Não havia muita opção senão sentar-se na sala diminuta, com porta e janelas escancaradas como se isso pudesse diminuir a inclemência da temperatura vigente, característica do norte do país. De sua parca comodidade, se podia divisar uma nesga de rua por entre as frestas do portão gradeado, enquanto o resto do mundo continuava a existir de costas para o muro alto, decorado com espirais metálicas e pontiagudas.

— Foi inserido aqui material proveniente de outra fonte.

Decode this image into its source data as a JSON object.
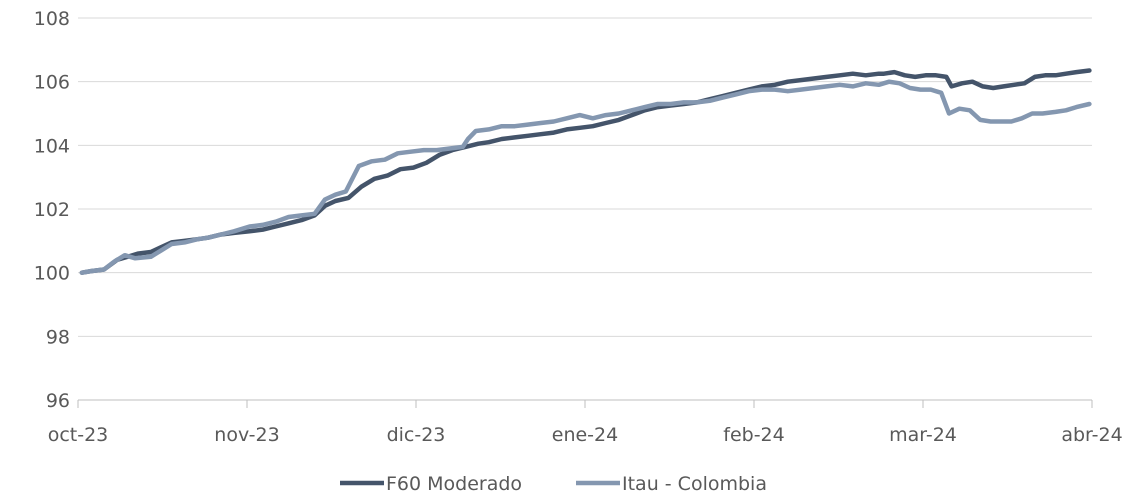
{
  "chart_data": {
    "type": "line",
    "title": "",
    "xlabel": "",
    "ylabel": "",
    "x_ticks": [
      "oct-23",
      "nov-23",
      "dic-23",
      "ene-24",
      "feb-24",
      "mar-24",
      "abr-24"
    ],
    "y_ticks": [
      96,
      98,
      100,
      102,
      104,
      106,
      108
    ],
    "ylim": [
      96,
      108
    ],
    "grid": true,
    "legend_position": "bottom",
    "series": [
      {
        "name": "F60 Moderado",
        "color": "#44546a",
        "points": [
          [
            0.15,
            100.0
          ],
          [
            0.5,
            100.05
          ],
          [
            1.0,
            100.1
          ],
          [
            1.5,
            100.4
          ],
          [
            1.9,
            100.5
          ],
          [
            2.3,
            100.6
          ],
          [
            2.8,
            100.65
          ],
          [
            3.2,
            100.8
          ],
          [
            3.6,
            100.95
          ],
          [
            4.1,
            101.0
          ],
          [
            4.6,
            101.05
          ],
          [
            5.0,
            101.1
          ],
          [
            5.5,
            101.2
          ],
          [
            6.0,
            101.25
          ],
          [
            6.6,
            101.3
          ],
          [
            7.1,
            101.35
          ],
          [
            7.6,
            101.45
          ],
          [
            8.1,
            101.55
          ],
          [
            8.6,
            101.65
          ],
          [
            9.1,
            101.8
          ],
          [
            9.5,
            102.1
          ],
          [
            9.9,
            102.25
          ],
          [
            10.4,
            102.35
          ],
          [
            10.9,
            102.7
          ],
          [
            11.4,
            102.95
          ],
          [
            11.9,
            103.05
          ],
          [
            12.4,
            103.25
          ],
          [
            12.9,
            103.3
          ],
          [
            13.4,
            103.45
          ],
          [
            13.9,
            103.7
          ],
          [
            14.4,
            103.85
          ],
          [
            14.9,
            103.95
          ],
          [
            15.4,
            104.05
          ],
          [
            15.8,
            104.1
          ],
          [
            16.3,
            104.2
          ],
          [
            16.8,
            104.25
          ],
          [
            17.3,
            104.3
          ],
          [
            17.8,
            104.35
          ],
          [
            18.3,
            104.4
          ],
          [
            18.8,
            104.5
          ],
          [
            19.3,
            104.55
          ],
          [
            19.8,
            104.6
          ],
          [
            20.3,
            104.7
          ],
          [
            20.8,
            104.8
          ],
          [
            21.3,
            104.95
          ],
          [
            21.8,
            105.1
          ],
          [
            22.3,
            105.2
          ],
          [
            22.8,
            105.25
          ],
          [
            23.3,
            105.3
          ],
          [
            23.8,
            105.35
          ],
          [
            24.3,
            105.45
          ],
          [
            24.8,
            105.55
          ],
          [
            25.3,
            105.65
          ],
          [
            25.8,
            105.75
          ],
          [
            26.3,
            105.85
          ],
          [
            26.8,
            105.9
          ],
          [
            27.3,
            106.0
          ],
          [
            27.8,
            106.05
          ],
          [
            28.3,
            106.1
          ],
          [
            28.8,
            106.15
          ],
          [
            29.3,
            106.2
          ],
          [
            29.8,
            106.25
          ],
          [
            30.3,
            106.2
          ],
          [
            30.8,
            106.25
          ],
          [
            31.0,
            106.25
          ],
          [
            31.4,
            106.3
          ],
          [
            31.8,
            106.2
          ],
          [
            32.2,
            106.15
          ],
          [
            32.6,
            106.2
          ],
          [
            33.0,
            106.2
          ],
          [
            33.4,
            106.15
          ],
          [
            33.6,
            105.85
          ],
          [
            34.0,
            105.95
          ],
          [
            34.4,
            106.0
          ],
          [
            34.8,
            105.85
          ],
          [
            35.2,
            105.8
          ],
          [
            35.6,
            105.85
          ],
          [
            36.0,
            105.9
          ],
          [
            36.4,
            105.95
          ],
          [
            36.8,
            106.15
          ],
          [
            37.2,
            106.2
          ],
          [
            37.6,
            106.2
          ],
          [
            38.0,
            106.25
          ],
          [
            38.4,
            106.3
          ],
          [
            38.9,
            106.35
          ]
        ]
      },
      {
        "name": "Itau - Colombia",
        "color": "#8497b0",
        "points": [
          [
            0.15,
            100.0
          ],
          [
            0.5,
            100.05
          ],
          [
            1.0,
            100.1
          ],
          [
            1.4,
            100.35
          ],
          [
            1.8,
            100.55
          ],
          [
            2.2,
            100.45
          ],
          [
            2.8,
            100.5
          ],
          [
            3.2,
            100.7
          ],
          [
            3.6,
            100.9
          ],
          [
            4.1,
            100.95
          ],
          [
            4.6,
            101.05
          ],
          [
            5.0,
            101.1
          ],
          [
            5.5,
            101.2
          ],
          [
            6.0,
            101.3
          ],
          [
            6.6,
            101.45
          ],
          [
            7.1,
            101.5
          ],
          [
            7.6,
            101.6
          ],
          [
            8.1,
            101.75
          ],
          [
            8.6,
            101.8
          ],
          [
            9.1,
            101.85
          ],
          [
            9.5,
            102.3
          ],
          [
            9.9,
            102.45
          ],
          [
            10.3,
            102.55
          ],
          [
            10.8,
            103.35
          ],
          [
            11.3,
            103.5
          ],
          [
            11.8,
            103.55
          ],
          [
            12.3,
            103.75
          ],
          [
            12.8,
            103.8
          ],
          [
            13.3,
            103.85
          ],
          [
            13.8,
            103.85
          ],
          [
            14.3,
            103.9
          ],
          [
            14.8,
            103.95
          ],
          [
            15.0,
            104.2
          ],
          [
            15.3,
            104.45
          ],
          [
            15.8,
            104.5
          ],
          [
            16.3,
            104.6
          ],
          [
            16.8,
            104.6
          ],
          [
            17.3,
            104.65
          ],
          [
            17.8,
            104.7
          ],
          [
            18.3,
            104.75
          ],
          [
            18.8,
            104.85
          ],
          [
            19.3,
            104.95
          ],
          [
            19.8,
            104.85
          ],
          [
            20.3,
            104.95
          ],
          [
            20.8,
            105.0
          ],
          [
            21.3,
            105.1
          ],
          [
            21.8,
            105.2
          ],
          [
            22.3,
            105.3
          ],
          [
            22.8,
            105.3
          ],
          [
            23.3,
            105.35
          ],
          [
            23.8,
            105.35
          ],
          [
            24.3,
            105.4
          ],
          [
            24.8,
            105.5
          ],
          [
            25.3,
            105.6
          ],
          [
            25.8,
            105.7
          ],
          [
            26.3,
            105.75
          ],
          [
            26.8,
            105.75
          ],
          [
            27.3,
            105.7
          ],
          [
            27.8,
            105.75
          ],
          [
            28.3,
            105.8
          ],
          [
            28.8,
            105.85
          ],
          [
            29.3,
            105.9
          ],
          [
            29.8,
            105.85
          ],
          [
            30.3,
            105.95
          ],
          [
            30.8,
            105.9
          ],
          [
            31.2,
            106.0
          ],
          [
            31.6,
            105.95
          ],
          [
            32.0,
            105.8
          ],
          [
            32.4,
            105.75
          ],
          [
            32.8,
            105.75
          ],
          [
            33.2,
            105.65
          ],
          [
            33.5,
            105.0
          ],
          [
            33.9,
            105.15
          ],
          [
            34.3,
            105.1
          ],
          [
            34.7,
            104.8
          ],
          [
            35.1,
            104.75
          ],
          [
            35.5,
            104.75
          ],
          [
            35.9,
            104.75
          ],
          [
            36.3,
            104.85
          ],
          [
            36.7,
            105.0
          ],
          [
            37.1,
            105.0
          ],
          [
            37.6,
            105.05
          ],
          [
            38.0,
            105.1
          ],
          [
            38.4,
            105.2
          ],
          [
            38.9,
            105.3
          ]
        ]
      }
    ]
  }
}
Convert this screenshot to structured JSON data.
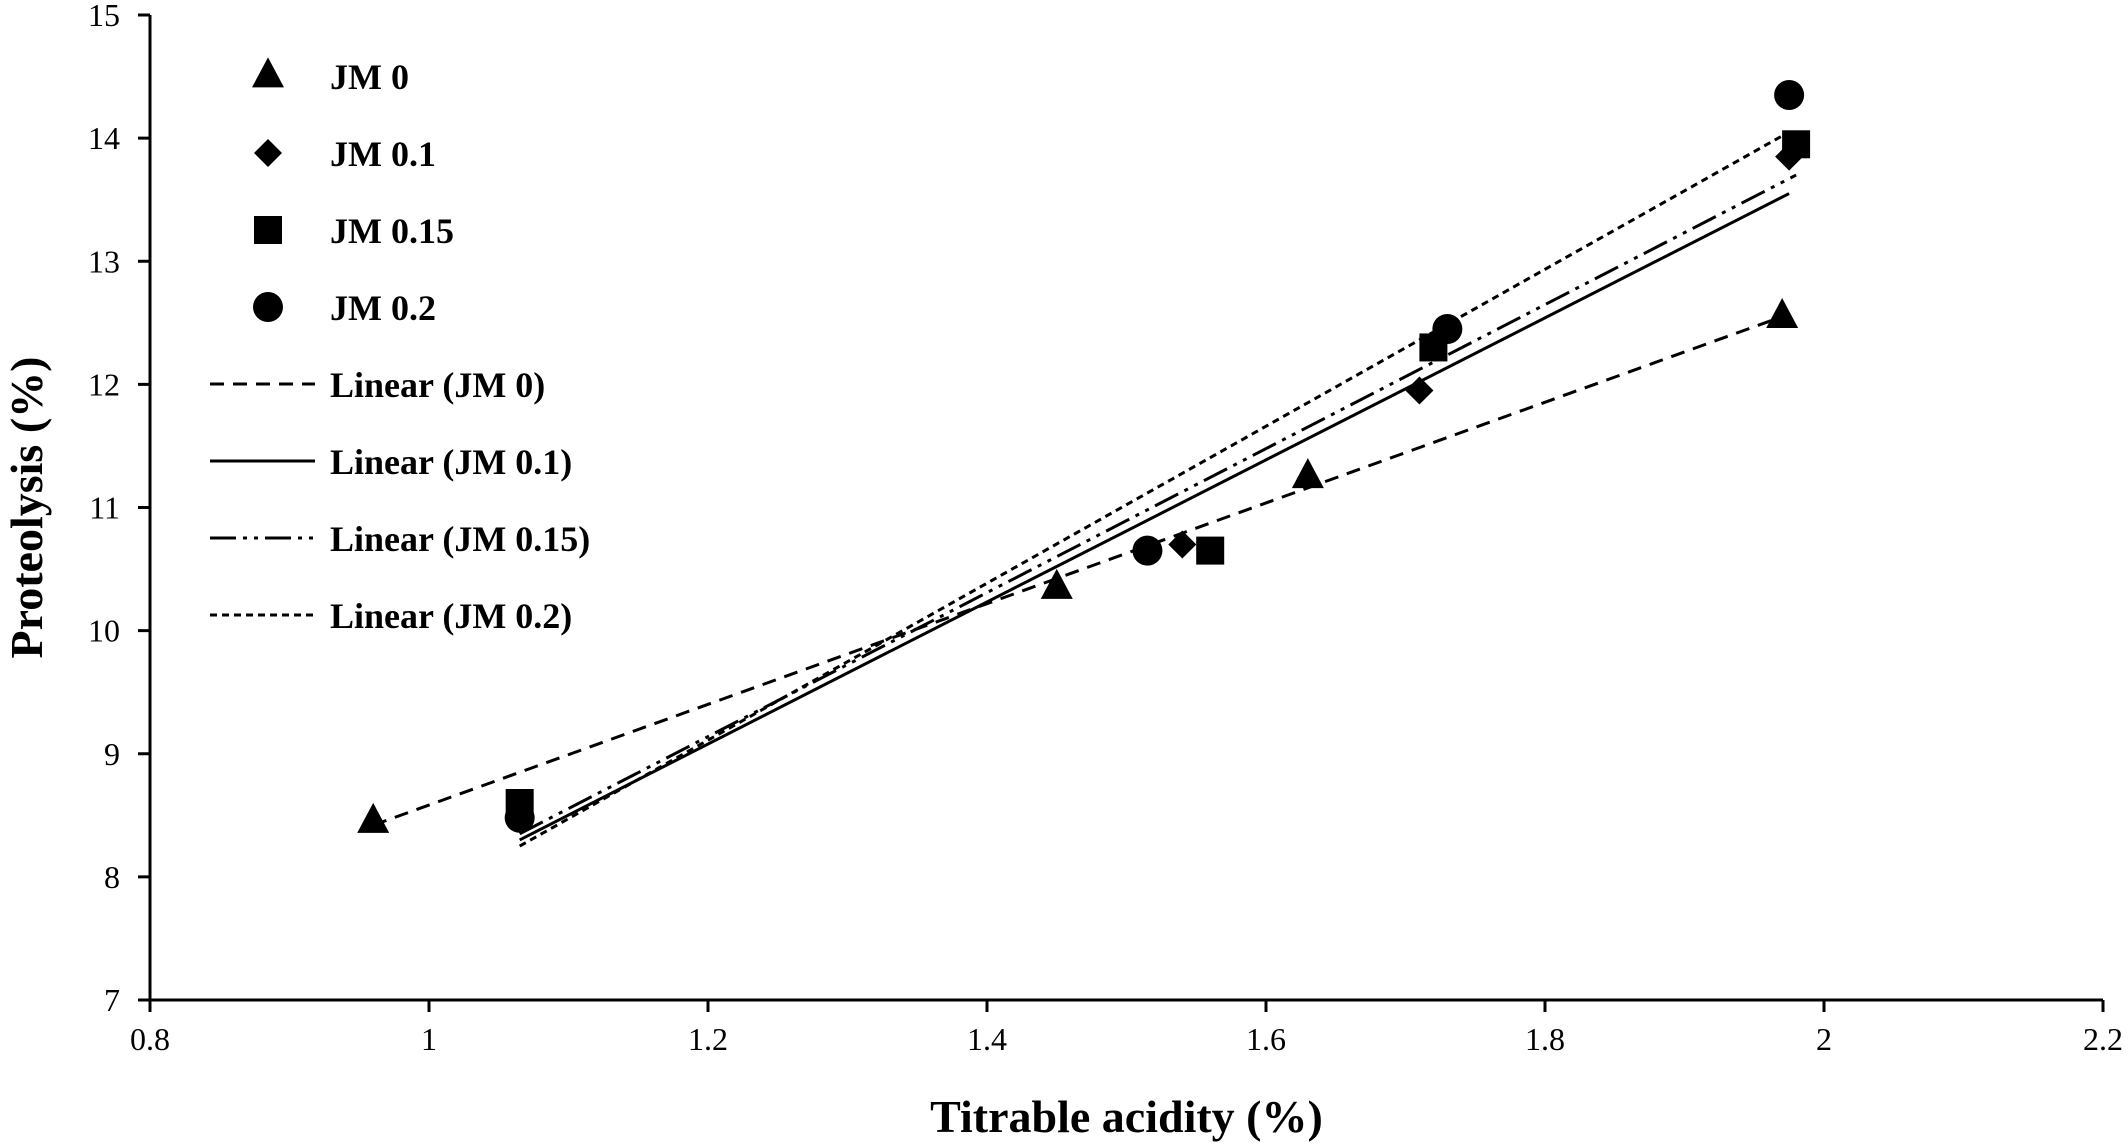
{
  "chart_data": {
    "type": "scatter",
    "xlabel": "Titrable acidity (%)",
    "ylabel": "Proteolysis (%)",
    "xlim": [
      0.8,
      2.2
    ],
    "ylim": [
      7,
      15
    ],
    "xticks": [
      "0.8",
      "1",
      "1.2",
      "1.4",
      "1.6",
      "1.8",
      "2",
      "2.2"
    ],
    "yticks": [
      "7",
      "8",
      "9",
      "10",
      "11",
      "12",
      "13",
      "14",
      "15"
    ],
    "grid": false,
    "legend_position": "top-left",
    "series": [
      {
        "name": "JM 0",
        "marker": "triangle",
        "points": [
          [
            0.96,
            8.45
          ],
          [
            1.45,
            10.35
          ],
          [
            1.63,
            11.25
          ],
          [
            1.97,
            12.55
          ]
        ],
        "trendline": {
          "name": "Linear (JM 0)",
          "style": "dashed",
          "x": [
            0.96,
            1.97
          ],
          "y": [
            8.42,
            12.55
          ]
        }
      },
      {
        "name": "JM 0.1",
        "marker": "diamond",
        "points": [
          [
            1.065,
            8.5
          ],
          [
            1.54,
            10.7
          ],
          [
            1.71,
            11.95
          ],
          [
            1.975,
            13.85
          ]
        ],
        "trendline": {
          "name": "Linear (JM 0.1)",
          "style": "solid",
          "x": [
            1.065,
            1.975
          ],
          "y": [
            8.3,
            13.55
          ]
        }
      },
      {
        "name": "JM 0.15",
        "marker": "square",
        "points": [
          [
            1.065,
            8.6
          ],
          [
            1.56,
            10.65
          ],
          [
            1.72,
            12.3
          ],
          [
            1.98,
            13.95
          ]
        ],
        "trendline": {
          "name": "Linear (JM 0.15)",
          "style": "dashdotdot",
          "x": [
            1.065,
            1.98
          ],
          "y": [
            8.35,
            13.7
          ]
        }
      },
      {
        "name": "JM 0.2",
        "marker": "circle",
        "points": [
          [
            1.065,
            8.48
          ],
          [
            1.515,
            10.65
          ],
          [
            1.73,
            12.45
          ],
          [
            1.975,
            14.35
          ]
        ],
        "trendline": {
          "name": "Linear (JM 0.2)",
          "style": "shortdash",
          "x": [
            1.065,
            1.975
          ],
          "y": [
            8.25,
            14.05
          ]
        }
      }
    ]
  }
}
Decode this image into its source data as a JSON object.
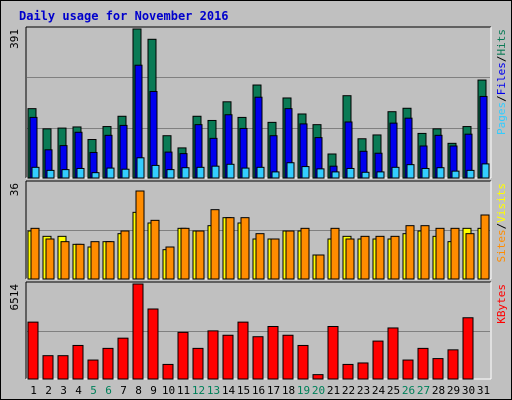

Entretida na costura, nem desviou o olhar quando ouviu uma voz feminina estridente gritar “Ôla senhora, uma ayuda por favor”. Não estranhou aquela pronúncia diferente, já há algum tempo presente na rua, no bairro, na cidade. Todos os dias, pedidos eram vociferados junto ao portão da casa, de onde um cheirinho de refeição ou de limpeza, a depender da hora do dia, prevalecia sobre a escassez de dinheiro para o aluguel. Quando dava, eram atendidos por meio de uma marmita rasa de comida, uma peça de roupa velha, encolhida ou furada; quase sempre, porém, a resposta se resumia a um não, às vezes disfarçado de evasiva, para evitar ferir ainda mais um orgulho já cambaleante.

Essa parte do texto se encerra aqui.